I am trying to rotate a group of vectors I sampled to the normal of a triangle

If this was correct, the randomly sampled hemisphere would line up with the triangle.

Currently I generate it on the Z-axis and am attempting to rotate all the samples to the normal of the triangle.

but it seems to be "just off"

glm::quat getQuat(glm::vec3 v1, glm::vec3 v2)
{

    glm::quat myQuat;
    float dot = glm::dot(v1, v2);
    if (dot != 1)
    {
        glm::vec3 aa = glm::normalize(glm::cross(v1, v2));
        float w = sqrt(glm::length(v1)*glm::length(v1) * glm::length(v2)*glm::length(v2)) + dot;
        myQuat.x = aa.x;
        myQuat.y = aa.y;
        myQuat.z = aa.z;
        myQuat.w = w;
    }
    return myQuat;
}

Which I pulled from the bottom of this page : http://lolengine.net/blog/2013/09/18/beautiful-maths-quaternion-from-vectors

Then I :

glm::vec3 zaxis = glm::normalize( glm::vec3(0, 0, 1) );  // hardcoded but test orginal axis
glm::vec3 n1 = glm::normalize( glm::cross((p2 - p1), (p3 - p1)) ); //normal
glm::quat myQuat = glm::normalize(getQuat(zaxis, n1));

glm::mat4 rotmat = glm::toMat4(myQuat); //make a rotation matrix
glm::vec4 n3 = rotmat * glm::vec4(n2,1); // current vector I am trying to rotate

Construct 4x4 transform matrix instead of Quaternions.

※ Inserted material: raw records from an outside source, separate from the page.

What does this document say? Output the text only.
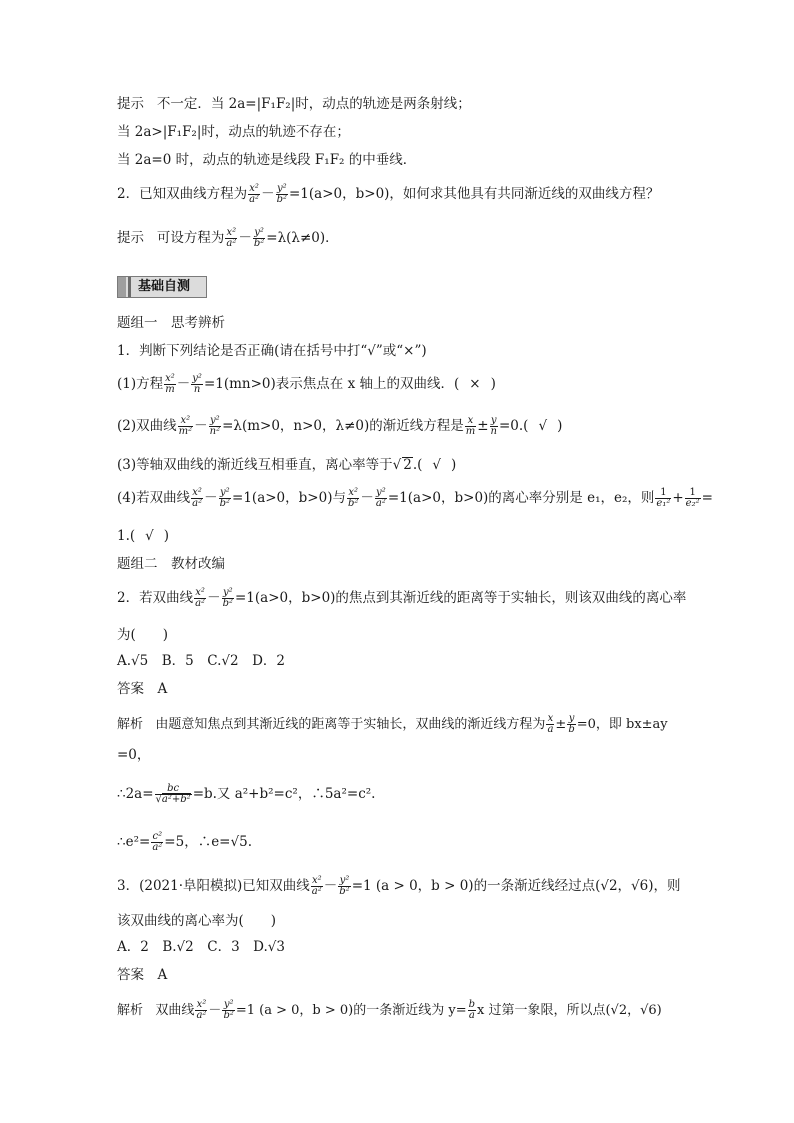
提示 不一定．当 2a=|F₁F₂|时，动点的轨迹是两条射线；
当 2a>|F₁F₂|时，动点的轨迹不存在；
当 2a=0 时，动点的轨迹是线段 F₁F₂ 的中垂线．
2．已知双曲线方程为 $\frac{\text{x²}}{\text{a²}} - \frac{\text{y²}}{\text{b²}} =1(a>0$，b>0)，如何求其他具有共同渐近线的双曲线方程？
提示 可设方程为 $\frac{\text{x²}}{\text{a²}} - \frac{\text{y²}}{\text{b²}} =\lambda(\lambda\ne 0)$．
基础自测
题组一　思考辨析
1．判断下列结论是否正确(请在括号中打“√”或“×”)
(1)方程 $\frac{\text{x²}}{m} - \frac{\text{y²}}{n} =1(mn>0)$表示焦点在 x 轴上的双曲线．( × )
(2)双曲线 $\frac{\text{x²}}{\text{m²}} - \frac{\text{y²}}{\text{n²}} =\lambda(m>0$，n>0，λ≠0)的渐近线方程是 $\frac{x}{m} \pm \frac{y}{n} =0$.( √ )
(3)等轴双曲线的渐近线互相垂直，离心率等于√ 2.( √ )
(4)若双曲线 $\frac{\text{x²}}{\text{a²}} - \frac{\text{y²}}{\text{b²}} =1(a>0$，b>0)与 $\frac{\text{x²}}{\text{b²}} - \frac{\text{y²}}{\text{a²}} =1(a>0$，b>0)的离心率分别是 e₁，e₂，则 $\frac{1}{\text{e₁²}} + \frac{1}{\text{e₂²}}$ =
1.( √ )
题组二　教材改编
2．若双曲线 $\frac{\text{x²}}{\text{a²}} - \frac{\text{y²}}{\text{b²}} =1(a>0$，b>0)的焦点到其渐近线的距离等于实轴长，则该双曲线的离心率
为(　　)
A.√5　B．5　C.√2　D．2
答案　A
解析 由题意知焦点到其渐近线的距离等于实轴长，双曲线的渐近线方程为 $\frac{x}{a} \pm \frac{y}{b} =0$，即 bx±ay
=0，
∴2a= $\frac{bc}{\text{√a²+b²}} =b$.又 a²+b²=c²，∴5a²=c².
∴e²= $\frac{\text{c²}}{\text{a²}} =5$，∴e=√5.
3．(2021·阜阳模拟)已知双曲线 $\frac{\text{x²}}{\text{a²}} - \frac{\text{y²}}{\text{b²}} =1$ (a > 0，b > 0)的一条渐近线经过点(√2，√6)，则
该双曲线的离心率为(　　)
A．2　B.√2　C．3　D.√3
答案　A
解析 双曲线 $\frac{\text{x²}}{\text{a²}} - \frac{\text{y²}}{\text{b²}} =1$ (a > 0，b > 0)的一条渐近线为 $y= \frac{b}{a}$ x 过第一象限，所以点(√2，√6)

1. Do not forget that OpenGL has column wise matrix

   so for double m[16];
   is X axis vector in m[ 0],m[ 1],m[ 2]
   is Y axis vector in m[ 4],m[ 5],m[ 6]
   is Z axis vector in m[ 8],m[ 9],m[10]
   and position is in m[12],m[13],m[14]

   The LCS mean local coordinate system (your triangle or object or whatever)
   and GCS mean global coordinate system (world or whatever).

   All the X,Y,Z vectors should be normalized to unit vectors otherwise scaling will occur.

2. construction

   1. set Z-axis vector to your triangle normal
   2. set position (LCS origin) to mid point of your triangle (or average point form its vertexes)

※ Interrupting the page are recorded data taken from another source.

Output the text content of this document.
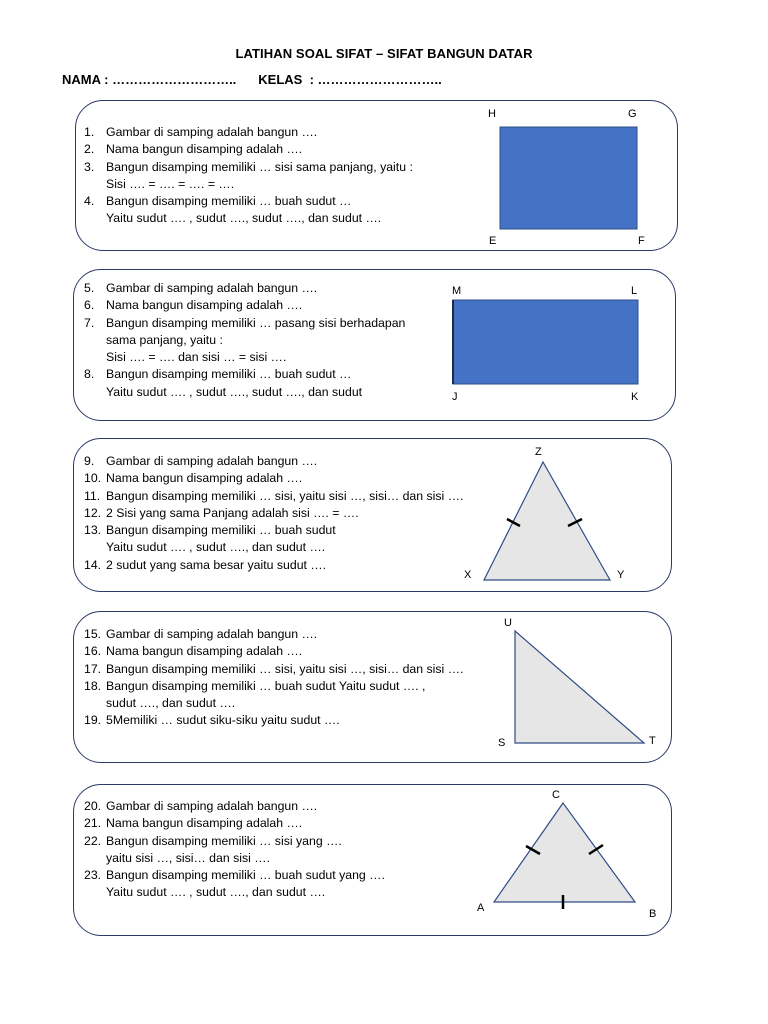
LATIHAN SOAL SIFAT – SIFAT BANGUN DATAR
NAMA : ……………………….. KELAS  : ………………………..
1. Gambar di samping adalah bangun ….
2. Nama bangun disamping adalah ….
3. Bangun disamping memiliki … sisi sama panjang, yaitu :
Sisi …. = …. = …. = ….
4. Bangun disamping memiliki … buah sudut …
Yaitu sudut …. , sudut …., sudut …., dan sudut ….
H	G
E	F
5. Gambar di samping adalah bangun ….
6. Nama bangun disamping adalah ….
7. Bangun disamping memiliki … pasang sisi berhadapan
sama panjang, yaitu :
Sisi …. = …. dan sisi … = sisi ….
8. Bangun disamping memiliki … buah sudut …
Yaitu sudut …. , sudut …., sudut …., dan sudut
M	L
J	K
9. Gambar di samping adalah bangun ….
10. Nama bangun disamping adalah ….
11. Bangun disamping memiliki … sisi, yaitu sisi …, sisi… dan sisi ….
12. 2 Sisi yang sama Panjang adalah sisi …. = ….
13. Bangun disamping memiliki … buah sudut
Yaitu sudut …. , sudut …., dan sudut ….
14. 2 sudut yang sama besar yaitu sudut ….
Z
X	Y
15. Gambar di samping adalah bangun ….
16. Nama bangun disamping adalah ….
17. Bangun disamping memiliki … sisi, yaitu sisi …, sisi… dan sisi ….
18. Bangun disamping memiliki … buah sudut Yaitu sudut …. ,
sudut …., dan sudut ….
19. 5Memiliki … sudut siku-siku yaitu sudut ….
U
S	T
20. Gambar di samping adalah bangun ….
21. Nama bangun disamping adalah ….
22. Bangun disamping memiliki … sisi yang ….
yaitu sisi …, sisi… dan sisi ….
23. Bangun disamping memiliki … buah sudut yang ….
Yaitu sudut …. , sudut …., dan sudut ….
C
A	B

   3. now you just need X and Y axises which is easy

      let X = any triangle vertex - triangle midpoint
      or X = substraction of any 2 vertexes of triangle

      The only condition that must be met for X is that it must lie on triangle plane.
      Now let Y = X x Z the cross product will create vector perpendicular to X and Z (which also lies in triangle plane).

   4. now put all this inside matrix and load it to OpenGL as ModelView matrix or what ever.